Festival Stage Director
The FSD is appointed by SCDA, and must agree each club’s Safety Plan and has the right to impose additional safety measures if considered appropriate. The FSD will give a safety briefing and monitor the behaviour of the club members against their Safety Plan and can stop a rehearsal or performance at any time if people are at risk. The FSD will ensure everyone involved in the festival understands the theatre’s safety rules. The FSD must also record and report any safety-related incidents or near misses at SCDA events to the Organising Committee in writing.
Authorised Electrical Person
The AEP has responsibility for electrical safety. The AEP must check and be satisfied with any electrical connections or electrical equipment used on or backstage. Normally the AEP will be employed by the venue. Where this role is performed by a club or SCDA member, the individual must be able to demonstrate his/her competence.
Firearms and replica Firearms on Stage
All Producers/Directors and Stage Managers should be aware of the relevant guidance if their production involves a weapon or replica weapon. It does not apparently apply to plastic toy guns. The quote below from “Management of firearms and other weapons in productions” will cover most amateur situations, but you should be conversant with the whole document which you can download.here
Replica (props) and deactivated weapons
Props and deactivated weapons should not be capable of discharging a projectile but could still inflict bodily harm if used to hit someone. However, the main hazards are theft or loss, public distress, breach of the peace or if the police respond to an apparent emergency. The police must therefore be informed.
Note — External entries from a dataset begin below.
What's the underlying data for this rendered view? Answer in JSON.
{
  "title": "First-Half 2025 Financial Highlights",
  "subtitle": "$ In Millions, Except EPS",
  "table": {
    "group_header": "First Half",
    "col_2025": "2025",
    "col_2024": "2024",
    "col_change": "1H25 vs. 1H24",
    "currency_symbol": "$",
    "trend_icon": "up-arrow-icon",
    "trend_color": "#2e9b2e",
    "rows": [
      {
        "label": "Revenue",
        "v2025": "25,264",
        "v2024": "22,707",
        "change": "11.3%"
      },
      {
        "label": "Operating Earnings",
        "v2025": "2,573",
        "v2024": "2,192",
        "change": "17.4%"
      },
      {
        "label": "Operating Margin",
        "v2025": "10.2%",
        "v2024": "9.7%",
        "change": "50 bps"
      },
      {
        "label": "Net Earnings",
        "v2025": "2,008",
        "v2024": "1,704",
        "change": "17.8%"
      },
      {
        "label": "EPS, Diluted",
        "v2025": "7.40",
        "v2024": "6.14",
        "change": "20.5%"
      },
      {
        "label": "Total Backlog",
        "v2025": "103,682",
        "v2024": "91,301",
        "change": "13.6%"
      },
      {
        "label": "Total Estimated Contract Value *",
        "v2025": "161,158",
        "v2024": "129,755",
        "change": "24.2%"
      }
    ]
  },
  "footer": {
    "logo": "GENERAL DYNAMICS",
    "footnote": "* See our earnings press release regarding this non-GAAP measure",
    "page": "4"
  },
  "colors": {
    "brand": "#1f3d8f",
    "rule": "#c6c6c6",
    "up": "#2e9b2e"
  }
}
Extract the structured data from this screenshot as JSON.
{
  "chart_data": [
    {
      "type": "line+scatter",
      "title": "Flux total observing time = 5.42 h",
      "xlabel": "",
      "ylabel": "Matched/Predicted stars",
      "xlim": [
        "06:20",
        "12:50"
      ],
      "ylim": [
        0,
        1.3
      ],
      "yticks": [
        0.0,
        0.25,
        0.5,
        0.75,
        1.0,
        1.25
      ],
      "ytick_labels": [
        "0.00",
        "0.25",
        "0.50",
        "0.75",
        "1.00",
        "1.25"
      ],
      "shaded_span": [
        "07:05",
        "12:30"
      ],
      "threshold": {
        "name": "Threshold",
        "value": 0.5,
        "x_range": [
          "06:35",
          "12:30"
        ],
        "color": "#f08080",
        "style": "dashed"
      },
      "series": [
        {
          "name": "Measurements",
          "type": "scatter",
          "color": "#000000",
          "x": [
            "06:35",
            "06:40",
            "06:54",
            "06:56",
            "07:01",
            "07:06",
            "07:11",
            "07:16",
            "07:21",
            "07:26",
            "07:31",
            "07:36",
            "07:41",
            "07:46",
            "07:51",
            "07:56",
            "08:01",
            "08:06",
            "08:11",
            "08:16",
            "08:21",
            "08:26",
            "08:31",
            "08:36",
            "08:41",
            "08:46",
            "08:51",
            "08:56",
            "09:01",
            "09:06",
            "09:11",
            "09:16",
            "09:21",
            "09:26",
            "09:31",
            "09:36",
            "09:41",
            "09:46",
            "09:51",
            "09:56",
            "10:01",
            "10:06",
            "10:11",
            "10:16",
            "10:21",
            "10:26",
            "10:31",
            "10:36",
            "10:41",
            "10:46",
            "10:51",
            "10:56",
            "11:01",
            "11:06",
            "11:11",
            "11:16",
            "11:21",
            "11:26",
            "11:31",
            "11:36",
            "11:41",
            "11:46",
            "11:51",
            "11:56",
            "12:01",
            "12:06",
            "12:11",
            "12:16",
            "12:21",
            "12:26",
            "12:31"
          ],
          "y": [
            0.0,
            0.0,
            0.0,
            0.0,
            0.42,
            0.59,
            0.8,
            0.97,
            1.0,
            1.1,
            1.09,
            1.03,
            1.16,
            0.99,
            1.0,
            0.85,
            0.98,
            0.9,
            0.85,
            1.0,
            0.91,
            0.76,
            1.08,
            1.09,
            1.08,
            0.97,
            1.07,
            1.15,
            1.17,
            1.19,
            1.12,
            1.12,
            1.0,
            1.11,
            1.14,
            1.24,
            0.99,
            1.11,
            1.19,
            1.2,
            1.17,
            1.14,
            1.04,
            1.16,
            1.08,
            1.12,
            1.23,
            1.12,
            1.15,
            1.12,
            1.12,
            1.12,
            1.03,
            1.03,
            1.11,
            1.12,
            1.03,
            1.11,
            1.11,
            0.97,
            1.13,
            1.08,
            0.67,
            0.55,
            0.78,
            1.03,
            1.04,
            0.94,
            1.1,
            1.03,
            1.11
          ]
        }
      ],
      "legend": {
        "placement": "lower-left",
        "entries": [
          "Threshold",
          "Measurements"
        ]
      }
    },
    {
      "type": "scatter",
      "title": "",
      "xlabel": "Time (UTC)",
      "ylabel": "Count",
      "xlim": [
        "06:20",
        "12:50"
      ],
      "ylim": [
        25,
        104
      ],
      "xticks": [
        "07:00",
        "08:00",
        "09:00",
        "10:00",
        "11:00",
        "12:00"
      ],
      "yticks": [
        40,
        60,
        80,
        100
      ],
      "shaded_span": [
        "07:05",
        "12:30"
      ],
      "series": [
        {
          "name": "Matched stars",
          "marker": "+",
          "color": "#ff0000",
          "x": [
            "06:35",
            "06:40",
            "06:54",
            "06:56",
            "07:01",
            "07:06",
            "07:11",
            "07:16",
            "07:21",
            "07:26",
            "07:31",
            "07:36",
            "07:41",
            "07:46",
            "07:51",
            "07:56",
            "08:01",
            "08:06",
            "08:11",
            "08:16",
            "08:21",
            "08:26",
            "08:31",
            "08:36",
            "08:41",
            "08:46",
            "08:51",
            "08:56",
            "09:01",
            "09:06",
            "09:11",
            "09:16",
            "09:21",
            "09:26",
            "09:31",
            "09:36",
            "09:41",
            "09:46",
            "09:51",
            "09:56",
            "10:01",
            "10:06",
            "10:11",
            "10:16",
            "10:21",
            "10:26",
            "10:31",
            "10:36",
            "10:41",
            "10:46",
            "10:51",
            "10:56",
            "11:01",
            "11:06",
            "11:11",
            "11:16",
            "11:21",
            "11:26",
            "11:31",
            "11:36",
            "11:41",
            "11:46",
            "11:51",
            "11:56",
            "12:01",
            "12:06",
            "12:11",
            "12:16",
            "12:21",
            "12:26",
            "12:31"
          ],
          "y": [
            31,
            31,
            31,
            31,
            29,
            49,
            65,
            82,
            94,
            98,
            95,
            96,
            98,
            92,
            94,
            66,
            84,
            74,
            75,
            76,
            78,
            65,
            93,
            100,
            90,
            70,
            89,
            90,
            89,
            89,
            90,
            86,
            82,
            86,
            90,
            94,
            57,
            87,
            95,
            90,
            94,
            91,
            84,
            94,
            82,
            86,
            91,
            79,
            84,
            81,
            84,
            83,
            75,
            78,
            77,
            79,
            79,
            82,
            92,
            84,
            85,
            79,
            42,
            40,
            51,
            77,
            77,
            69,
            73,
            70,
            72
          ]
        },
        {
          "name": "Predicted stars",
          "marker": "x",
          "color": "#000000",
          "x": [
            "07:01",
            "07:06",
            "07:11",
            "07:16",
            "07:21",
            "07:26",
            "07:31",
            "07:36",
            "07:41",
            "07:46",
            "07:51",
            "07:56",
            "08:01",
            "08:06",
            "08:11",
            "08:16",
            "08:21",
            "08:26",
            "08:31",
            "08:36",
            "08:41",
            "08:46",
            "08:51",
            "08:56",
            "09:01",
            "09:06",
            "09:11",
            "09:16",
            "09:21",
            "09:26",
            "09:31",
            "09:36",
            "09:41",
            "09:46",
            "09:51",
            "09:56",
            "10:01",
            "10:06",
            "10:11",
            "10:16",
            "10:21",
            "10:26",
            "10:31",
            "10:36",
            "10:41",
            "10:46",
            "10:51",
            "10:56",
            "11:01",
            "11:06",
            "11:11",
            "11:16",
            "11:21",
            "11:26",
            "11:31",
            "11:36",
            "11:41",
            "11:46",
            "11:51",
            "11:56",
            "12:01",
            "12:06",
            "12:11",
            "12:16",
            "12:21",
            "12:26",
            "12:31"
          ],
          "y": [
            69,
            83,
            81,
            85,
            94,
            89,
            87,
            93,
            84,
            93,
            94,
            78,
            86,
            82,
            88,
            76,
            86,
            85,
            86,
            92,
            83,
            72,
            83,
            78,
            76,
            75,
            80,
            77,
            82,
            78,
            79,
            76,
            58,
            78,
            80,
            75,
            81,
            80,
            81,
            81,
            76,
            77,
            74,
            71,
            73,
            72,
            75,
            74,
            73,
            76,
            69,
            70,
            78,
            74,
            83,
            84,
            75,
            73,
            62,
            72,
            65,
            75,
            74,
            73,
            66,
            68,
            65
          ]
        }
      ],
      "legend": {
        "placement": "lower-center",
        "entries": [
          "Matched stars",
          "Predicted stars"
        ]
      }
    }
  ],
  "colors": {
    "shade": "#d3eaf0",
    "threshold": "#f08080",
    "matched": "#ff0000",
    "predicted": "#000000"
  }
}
- The producer must ensure that the security arrangements for storage and transportation are adequate, in other words:
there is a dedicated and named person responsible for the security of the weapon at all times (including the collection, storage, transportation and safe return);
- the named person will accompany the weapon if it is to be moved, for example a courier cannot collect it on behalf of the production;
- when not in use, the deactivated weapon is locked in a secure case, which is stored in a locked room with restricted access.